My usage is pretty simple:

void device_OnPacketArrival(object sender, CaptureEventArgs e)
{
    var ipPacket = (IpPacket)e.Packet.Extract(typeof(IpPacket));
    if (ipPacket != null)
    {
         var udpPacket = (UdpPacket)packet.Extract(typeof(UdpPacket));
         if (udpPacket != null)
         {
             var bytes = udpPacket.PayloadData;
             var text = Encoding.ASCII.GetString(bytes, 0, bytes.Length);

When I look at the packets in wireshark I see the reconstructed text, but my code only sees what is in the first fragment. Is there some setting to ensure the data has been reconstructed? I don't see any fragment flag in IpPacket.

EDIT 01/19/2017: I guess I should have posted this on the PacketDotNet site because these are PacketDotNet classes and as it turns out the fragmentation fields are in IPv4Packet (not IpPacket). I'll still have to reconstruct the fragmented packet but I have the data necessary to do so.

yhw720 commented 7 years ago

I'm also thinking about the same problem. In case of tcp, fragmented packets area also displayed. I want to know the solution.

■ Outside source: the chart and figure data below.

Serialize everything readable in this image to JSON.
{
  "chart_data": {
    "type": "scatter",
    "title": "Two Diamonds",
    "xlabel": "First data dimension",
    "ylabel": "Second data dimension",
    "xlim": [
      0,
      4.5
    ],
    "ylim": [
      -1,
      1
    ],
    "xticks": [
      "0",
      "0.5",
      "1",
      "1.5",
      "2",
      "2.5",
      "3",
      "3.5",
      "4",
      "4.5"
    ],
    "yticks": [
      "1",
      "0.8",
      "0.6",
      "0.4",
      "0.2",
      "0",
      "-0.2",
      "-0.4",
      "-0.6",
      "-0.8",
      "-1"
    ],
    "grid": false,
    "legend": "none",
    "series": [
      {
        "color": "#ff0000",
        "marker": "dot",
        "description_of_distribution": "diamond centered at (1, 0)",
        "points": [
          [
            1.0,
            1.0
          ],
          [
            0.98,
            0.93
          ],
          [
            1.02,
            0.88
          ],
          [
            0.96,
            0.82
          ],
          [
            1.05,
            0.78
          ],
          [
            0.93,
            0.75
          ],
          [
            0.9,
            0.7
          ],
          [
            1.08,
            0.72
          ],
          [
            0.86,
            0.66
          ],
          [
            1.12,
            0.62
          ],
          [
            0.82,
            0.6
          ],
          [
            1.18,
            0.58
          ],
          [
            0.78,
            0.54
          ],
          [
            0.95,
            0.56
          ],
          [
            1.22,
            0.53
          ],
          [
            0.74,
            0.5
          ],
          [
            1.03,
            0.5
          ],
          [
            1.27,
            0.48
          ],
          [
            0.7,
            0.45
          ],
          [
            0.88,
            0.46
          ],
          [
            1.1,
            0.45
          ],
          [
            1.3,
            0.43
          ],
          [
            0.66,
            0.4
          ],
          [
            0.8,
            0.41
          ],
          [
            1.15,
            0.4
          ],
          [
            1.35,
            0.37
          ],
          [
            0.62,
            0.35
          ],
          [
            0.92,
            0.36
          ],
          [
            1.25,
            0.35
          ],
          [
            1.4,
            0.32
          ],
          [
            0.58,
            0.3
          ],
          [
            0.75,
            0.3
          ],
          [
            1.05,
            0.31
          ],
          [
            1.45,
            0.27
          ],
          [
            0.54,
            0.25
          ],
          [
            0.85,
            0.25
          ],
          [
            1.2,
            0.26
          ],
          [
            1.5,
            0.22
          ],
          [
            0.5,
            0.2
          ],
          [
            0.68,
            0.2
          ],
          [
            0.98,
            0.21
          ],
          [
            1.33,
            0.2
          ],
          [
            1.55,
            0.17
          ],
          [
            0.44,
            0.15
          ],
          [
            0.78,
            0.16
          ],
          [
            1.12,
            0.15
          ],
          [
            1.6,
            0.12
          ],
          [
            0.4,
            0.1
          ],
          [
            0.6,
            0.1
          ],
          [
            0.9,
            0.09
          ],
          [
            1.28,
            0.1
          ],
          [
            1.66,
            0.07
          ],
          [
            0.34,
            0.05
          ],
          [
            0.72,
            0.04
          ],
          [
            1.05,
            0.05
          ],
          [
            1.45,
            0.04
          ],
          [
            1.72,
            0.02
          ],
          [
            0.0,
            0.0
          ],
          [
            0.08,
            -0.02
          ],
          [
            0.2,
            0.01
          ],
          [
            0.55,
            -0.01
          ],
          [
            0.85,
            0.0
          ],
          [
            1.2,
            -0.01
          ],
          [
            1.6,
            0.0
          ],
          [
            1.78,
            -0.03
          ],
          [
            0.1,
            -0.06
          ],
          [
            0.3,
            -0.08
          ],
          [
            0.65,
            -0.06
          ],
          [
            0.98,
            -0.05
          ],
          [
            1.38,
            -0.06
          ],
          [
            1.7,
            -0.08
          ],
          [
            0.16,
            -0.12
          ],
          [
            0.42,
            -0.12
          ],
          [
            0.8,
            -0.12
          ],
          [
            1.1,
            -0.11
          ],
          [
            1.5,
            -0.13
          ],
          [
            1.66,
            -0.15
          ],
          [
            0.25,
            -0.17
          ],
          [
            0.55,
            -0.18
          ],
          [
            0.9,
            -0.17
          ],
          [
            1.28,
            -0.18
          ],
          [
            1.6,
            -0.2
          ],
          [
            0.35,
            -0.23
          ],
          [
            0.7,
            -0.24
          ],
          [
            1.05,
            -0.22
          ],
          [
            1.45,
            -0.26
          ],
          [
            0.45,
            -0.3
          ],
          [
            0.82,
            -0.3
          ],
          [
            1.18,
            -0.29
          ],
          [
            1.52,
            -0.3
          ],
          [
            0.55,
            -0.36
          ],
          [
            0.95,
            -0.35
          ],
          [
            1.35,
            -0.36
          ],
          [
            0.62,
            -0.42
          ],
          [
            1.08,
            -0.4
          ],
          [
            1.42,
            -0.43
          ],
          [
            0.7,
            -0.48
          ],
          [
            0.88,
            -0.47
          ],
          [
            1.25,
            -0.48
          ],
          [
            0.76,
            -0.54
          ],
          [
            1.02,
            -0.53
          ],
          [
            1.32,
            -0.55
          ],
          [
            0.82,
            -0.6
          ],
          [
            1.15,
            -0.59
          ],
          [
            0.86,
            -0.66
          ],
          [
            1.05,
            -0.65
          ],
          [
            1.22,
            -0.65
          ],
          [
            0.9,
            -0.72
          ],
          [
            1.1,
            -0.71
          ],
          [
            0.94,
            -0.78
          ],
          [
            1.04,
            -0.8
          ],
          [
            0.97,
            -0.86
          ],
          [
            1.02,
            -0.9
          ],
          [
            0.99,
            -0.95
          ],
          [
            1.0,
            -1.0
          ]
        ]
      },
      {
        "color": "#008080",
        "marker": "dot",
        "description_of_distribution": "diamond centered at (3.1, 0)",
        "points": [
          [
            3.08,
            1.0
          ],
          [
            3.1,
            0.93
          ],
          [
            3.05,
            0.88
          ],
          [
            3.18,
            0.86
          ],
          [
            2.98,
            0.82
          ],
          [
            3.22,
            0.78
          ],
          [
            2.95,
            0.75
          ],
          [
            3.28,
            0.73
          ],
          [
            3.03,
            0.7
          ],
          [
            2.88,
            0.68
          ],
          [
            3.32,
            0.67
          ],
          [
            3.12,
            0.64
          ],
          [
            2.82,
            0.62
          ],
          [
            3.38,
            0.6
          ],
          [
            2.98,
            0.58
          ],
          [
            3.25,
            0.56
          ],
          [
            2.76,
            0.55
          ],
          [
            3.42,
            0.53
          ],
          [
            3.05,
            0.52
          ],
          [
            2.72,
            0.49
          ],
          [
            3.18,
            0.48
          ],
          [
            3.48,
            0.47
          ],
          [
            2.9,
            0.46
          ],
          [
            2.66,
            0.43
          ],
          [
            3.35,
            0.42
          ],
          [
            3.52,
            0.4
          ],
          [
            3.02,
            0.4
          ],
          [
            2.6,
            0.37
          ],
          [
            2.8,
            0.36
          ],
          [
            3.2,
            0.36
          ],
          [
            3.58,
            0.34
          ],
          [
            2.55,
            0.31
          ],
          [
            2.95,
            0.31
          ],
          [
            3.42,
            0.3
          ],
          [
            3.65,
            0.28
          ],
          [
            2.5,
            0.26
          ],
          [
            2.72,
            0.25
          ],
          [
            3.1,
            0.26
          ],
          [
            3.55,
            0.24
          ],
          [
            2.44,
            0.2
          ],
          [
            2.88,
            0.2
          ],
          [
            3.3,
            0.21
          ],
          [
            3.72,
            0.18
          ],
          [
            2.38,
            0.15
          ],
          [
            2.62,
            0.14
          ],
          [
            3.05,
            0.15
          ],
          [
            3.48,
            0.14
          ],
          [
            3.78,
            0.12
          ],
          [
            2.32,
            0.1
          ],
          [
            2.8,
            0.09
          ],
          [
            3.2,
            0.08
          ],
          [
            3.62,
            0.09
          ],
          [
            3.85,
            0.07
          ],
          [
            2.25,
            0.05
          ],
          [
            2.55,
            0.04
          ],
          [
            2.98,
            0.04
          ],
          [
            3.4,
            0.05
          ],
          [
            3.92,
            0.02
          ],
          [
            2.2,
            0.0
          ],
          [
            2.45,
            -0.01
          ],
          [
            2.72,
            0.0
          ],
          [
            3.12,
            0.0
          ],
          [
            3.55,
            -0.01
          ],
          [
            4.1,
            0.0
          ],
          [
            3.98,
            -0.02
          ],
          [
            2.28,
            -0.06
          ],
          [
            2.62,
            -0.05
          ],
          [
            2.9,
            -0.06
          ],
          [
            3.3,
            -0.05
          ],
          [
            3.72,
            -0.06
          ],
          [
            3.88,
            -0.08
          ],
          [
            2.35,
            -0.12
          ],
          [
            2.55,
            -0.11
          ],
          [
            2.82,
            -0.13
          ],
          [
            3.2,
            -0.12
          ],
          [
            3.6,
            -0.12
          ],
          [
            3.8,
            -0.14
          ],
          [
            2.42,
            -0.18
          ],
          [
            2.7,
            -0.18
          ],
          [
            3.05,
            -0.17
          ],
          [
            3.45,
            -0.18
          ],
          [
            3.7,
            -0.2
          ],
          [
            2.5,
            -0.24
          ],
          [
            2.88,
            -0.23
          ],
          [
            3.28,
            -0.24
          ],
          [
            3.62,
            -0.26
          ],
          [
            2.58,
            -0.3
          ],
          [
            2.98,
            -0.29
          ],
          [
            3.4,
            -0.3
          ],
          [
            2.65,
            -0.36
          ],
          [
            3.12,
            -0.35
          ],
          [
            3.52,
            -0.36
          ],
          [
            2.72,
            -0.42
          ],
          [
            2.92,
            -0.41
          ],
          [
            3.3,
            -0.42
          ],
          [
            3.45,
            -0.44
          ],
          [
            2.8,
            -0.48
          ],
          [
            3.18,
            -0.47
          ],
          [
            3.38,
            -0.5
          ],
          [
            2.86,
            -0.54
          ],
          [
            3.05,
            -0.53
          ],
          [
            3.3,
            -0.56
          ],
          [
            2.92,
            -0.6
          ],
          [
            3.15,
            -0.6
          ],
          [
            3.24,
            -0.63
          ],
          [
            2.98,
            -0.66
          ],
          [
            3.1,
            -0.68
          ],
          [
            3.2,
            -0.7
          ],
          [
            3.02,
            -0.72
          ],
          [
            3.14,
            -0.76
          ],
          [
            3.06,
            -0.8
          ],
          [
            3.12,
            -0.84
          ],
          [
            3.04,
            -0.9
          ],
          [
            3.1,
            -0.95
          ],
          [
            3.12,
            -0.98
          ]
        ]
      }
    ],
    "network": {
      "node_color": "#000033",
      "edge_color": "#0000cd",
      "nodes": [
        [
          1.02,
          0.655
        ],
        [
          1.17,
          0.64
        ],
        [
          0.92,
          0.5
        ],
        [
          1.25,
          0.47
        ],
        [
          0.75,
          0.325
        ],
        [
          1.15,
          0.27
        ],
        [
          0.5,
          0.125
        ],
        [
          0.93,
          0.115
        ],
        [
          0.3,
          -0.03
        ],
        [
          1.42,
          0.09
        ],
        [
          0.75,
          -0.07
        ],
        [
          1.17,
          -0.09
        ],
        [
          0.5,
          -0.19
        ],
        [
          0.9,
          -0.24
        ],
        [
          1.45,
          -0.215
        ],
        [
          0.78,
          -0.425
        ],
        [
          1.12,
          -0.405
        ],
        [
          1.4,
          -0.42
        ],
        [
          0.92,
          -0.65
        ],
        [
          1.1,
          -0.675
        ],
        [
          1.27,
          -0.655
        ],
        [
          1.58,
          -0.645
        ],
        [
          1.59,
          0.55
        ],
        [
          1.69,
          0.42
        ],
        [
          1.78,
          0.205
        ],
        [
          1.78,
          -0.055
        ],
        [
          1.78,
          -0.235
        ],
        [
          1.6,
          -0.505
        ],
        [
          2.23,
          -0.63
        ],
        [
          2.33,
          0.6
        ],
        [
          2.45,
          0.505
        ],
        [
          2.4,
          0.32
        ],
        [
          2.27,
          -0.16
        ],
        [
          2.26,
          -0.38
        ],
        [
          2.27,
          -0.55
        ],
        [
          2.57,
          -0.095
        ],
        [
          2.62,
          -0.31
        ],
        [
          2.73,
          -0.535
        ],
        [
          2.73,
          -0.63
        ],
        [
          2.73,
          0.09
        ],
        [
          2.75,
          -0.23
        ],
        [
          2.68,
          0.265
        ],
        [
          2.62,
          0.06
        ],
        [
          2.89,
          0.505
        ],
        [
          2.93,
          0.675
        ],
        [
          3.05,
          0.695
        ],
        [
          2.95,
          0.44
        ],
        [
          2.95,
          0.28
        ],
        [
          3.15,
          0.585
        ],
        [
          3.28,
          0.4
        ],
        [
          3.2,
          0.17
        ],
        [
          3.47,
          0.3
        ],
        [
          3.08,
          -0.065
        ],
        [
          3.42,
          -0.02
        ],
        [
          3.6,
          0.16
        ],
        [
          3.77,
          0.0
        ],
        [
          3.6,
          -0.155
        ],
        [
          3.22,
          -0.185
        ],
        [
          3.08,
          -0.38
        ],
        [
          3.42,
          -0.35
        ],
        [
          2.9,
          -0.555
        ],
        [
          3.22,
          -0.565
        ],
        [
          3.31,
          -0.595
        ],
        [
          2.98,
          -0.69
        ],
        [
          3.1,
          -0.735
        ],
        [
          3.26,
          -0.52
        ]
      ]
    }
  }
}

juyanith commented 7 years ago

As I mentioned in the edit, you can find the fragment information by using IPv4Packet (or IPv6Packet I assume) instead of just IpPacket. Then you can test for fragmentation and rebuild everything. For example:

    // Is this packet framented?
    if (ipPacket.FragmentOffset > 0 || (ipPacket.FragmentFlags & 0x01) == 0x01)
    {
        // manage fragments 
    }

The issue with my original code is that the packets after the first one do not have a UDP header so the second call to Extract fails. What I ended up doing was writing a fragment manager class to keep track of them. When I added then last fragment it would return the complete set so I could reassemble the entire byte array and process the data.